Ouagadougou,Des centaines de personnes patientaient depuis des heures à Ouagadougou pour voir "Timbuktu", film vedette qui décrit la vie dans le nord du Mali sous le règne des jihadistes, projeté jeudi soir
au Fespaco, festival sous haute protection.
"J’ai laissé mon travail à 15H00 pour voir +Timbuktu+. Je voulais féliciter le réalisateur pour son courage. Mais je ne vais pas le voir", se désespère Bernadette Boly, défaitiste malgré trois tickets dans les mains.
Derrière elle, Fadel Lô, un journaliste sénégalais, soupire : "Si je ne vois pas ce film, ma rédaction va me tuer". Une trentaine de policiers sont présents à proximité, sous un soleil brûlant.
Patrouilles aux abords de la manifestation, fouille minutieuse des
spectateurs, portiques détectant les métaux : le Festival panafricain du cinéma et de la télévision de Ouagadougou (Fespaco), pour sa 24e édition, est encadré par un dispositif de sécurité inédit.
"Il y a pas mal de problèmes sécuritaires qui se posent" autour de
"Timbuktu", déclarait le ministre de la Culture Jean-Claude Dioma le jeudi 26 février, deux jours avant l’ouverture du festival, l’un des principaux consacrés au cinéma africain.
Le gouvernement avait envisagé de retirer le film aux 7 Césars (l’équivalent français des Oscars américains) de la programmation, même s’il n’avait reçu aucune "menace sur le Burkina", pays du Sahel voisin du Mali, à cause de cete oeuvre.
Le tollé causé par ces hésitations, assorti d’un "renforcement" de la sécurité, a finalement convaincu les autorités. Le réalisateur du film, le Mauritanien Abderrahmane Sissako, s’était dit "consterné" par la perspective d’un retrait de son film.
"Quelque chose qui pourrait m’inciter à aller avec vous dans les salles de cinéma ces jours-ci, c’est si vous me promettez que vous allez diffuser le film +Timbuktu+", avait déclaré le président burkinabé Michel Kafando, lui apportant son soutien en pleine polémique.

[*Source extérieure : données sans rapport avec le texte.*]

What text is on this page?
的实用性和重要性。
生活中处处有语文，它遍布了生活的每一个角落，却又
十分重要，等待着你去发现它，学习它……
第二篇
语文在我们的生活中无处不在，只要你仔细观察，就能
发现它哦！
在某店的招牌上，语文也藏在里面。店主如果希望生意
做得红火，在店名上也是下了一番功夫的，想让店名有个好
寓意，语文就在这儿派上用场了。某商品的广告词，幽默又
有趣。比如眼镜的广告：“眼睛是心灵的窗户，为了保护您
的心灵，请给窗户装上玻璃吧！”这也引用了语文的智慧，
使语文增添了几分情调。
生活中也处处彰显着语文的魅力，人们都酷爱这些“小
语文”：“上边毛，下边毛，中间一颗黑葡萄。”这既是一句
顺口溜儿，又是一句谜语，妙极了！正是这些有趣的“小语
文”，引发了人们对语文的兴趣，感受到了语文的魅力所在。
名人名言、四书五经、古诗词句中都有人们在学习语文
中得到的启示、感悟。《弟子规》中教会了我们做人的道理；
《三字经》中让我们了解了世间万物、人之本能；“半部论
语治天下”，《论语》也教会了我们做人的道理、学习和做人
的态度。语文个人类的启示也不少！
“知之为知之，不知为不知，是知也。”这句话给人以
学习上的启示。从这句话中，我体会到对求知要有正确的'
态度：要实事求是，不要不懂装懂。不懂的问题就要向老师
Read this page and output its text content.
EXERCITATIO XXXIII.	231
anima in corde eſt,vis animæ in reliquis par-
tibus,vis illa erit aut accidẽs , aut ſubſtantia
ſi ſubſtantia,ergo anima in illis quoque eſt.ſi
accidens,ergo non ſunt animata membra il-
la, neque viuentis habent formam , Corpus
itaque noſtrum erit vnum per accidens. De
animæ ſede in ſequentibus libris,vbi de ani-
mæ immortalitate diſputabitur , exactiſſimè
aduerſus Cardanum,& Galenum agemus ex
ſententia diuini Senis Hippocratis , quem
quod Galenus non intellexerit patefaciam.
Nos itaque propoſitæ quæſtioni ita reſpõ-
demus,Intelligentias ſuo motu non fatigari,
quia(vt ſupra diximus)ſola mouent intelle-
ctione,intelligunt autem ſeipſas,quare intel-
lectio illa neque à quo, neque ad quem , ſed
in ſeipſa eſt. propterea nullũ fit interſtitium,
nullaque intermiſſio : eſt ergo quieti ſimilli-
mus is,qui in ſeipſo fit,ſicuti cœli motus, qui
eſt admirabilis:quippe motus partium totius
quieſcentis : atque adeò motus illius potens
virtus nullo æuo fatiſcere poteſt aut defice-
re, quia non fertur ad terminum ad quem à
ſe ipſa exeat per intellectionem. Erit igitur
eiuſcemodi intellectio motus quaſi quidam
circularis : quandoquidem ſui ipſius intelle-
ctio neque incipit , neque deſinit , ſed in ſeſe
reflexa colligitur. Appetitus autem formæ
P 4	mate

La présence du chef de l’Etat n’avait pas encore été confirmée pour la projection, qui se tiendra jeudi à 18H30 (locales et GMT) au ciné Burkina, l’une des plus vieilles salles de la capitale, aux quelques centaines de sièges.
Abderrahmane Sissako est depuis mercredi soir à Ouagadougou, selon les organisateurs.
- ’Barbarie’ -
"Timbuktu" raconte la vie quotidienne dans le nord du Mali sous la coupe des jihadistes qui l’ont contrôlé plusieurs mois entre 2012 et 2013.
A Bamako, où il a été projeté une fois, le film n’a pas fait l’unanimité, certains lui reprochant d’édulcorer la réalité.
"Les jihadistes-terroristes ont coupé des mains et des femmes ont été violées. C’était la barbarie. On ne voit pas ça clairement dans le film", avait déclaré mi-février à l’AFP un enseignant de Tombouctou.
Faute de pouvoir le voir chez lui, Moustaph Touré, boubou bleu et toque blanche, affirme être arrivé mercredi à Ouagadougou en provenance de Tombouctou, à plus de 500 km au nord, "dans l’intention de voir +Timbuktu+".
La fiction, qui avait été sélectionnée aux Oscars dans la catégorie du meilleur film étranger, a été l’objet d’une polémique en France. Le statut d’Abderrahmane Sissako, conseiller culturel du président Mohamed Ould Abdel Aziz, y a été vivement critiqué.
Fondé en 1969, le Fespaco se tient tous les deux ans au Burkina Faso, pays pauvre dont il constitue la carte de visite à l’international.
L’édition 2015 est la première depuis la chute du président Blaise Compaoré en octobre dernier à la suite d’une révolte populaire.
Manifestation où le public se mêle aux réalisateurs, comédiens et
acheteurs, le Fespaco se conclura samedi quand l’Etalon d’or de Yennenga, la distinction la plus prestigieuse, sera décerné à l’un des 19 films en compétition.
"Il y a des films sur la guerre, sur les problèmes religieux,
politiques...", souligne Ardiouma Soma, son délégué général. Pour lui, le Fespaco est "une photographie de la situation de l’Afrique au cours de ces deux dernières années".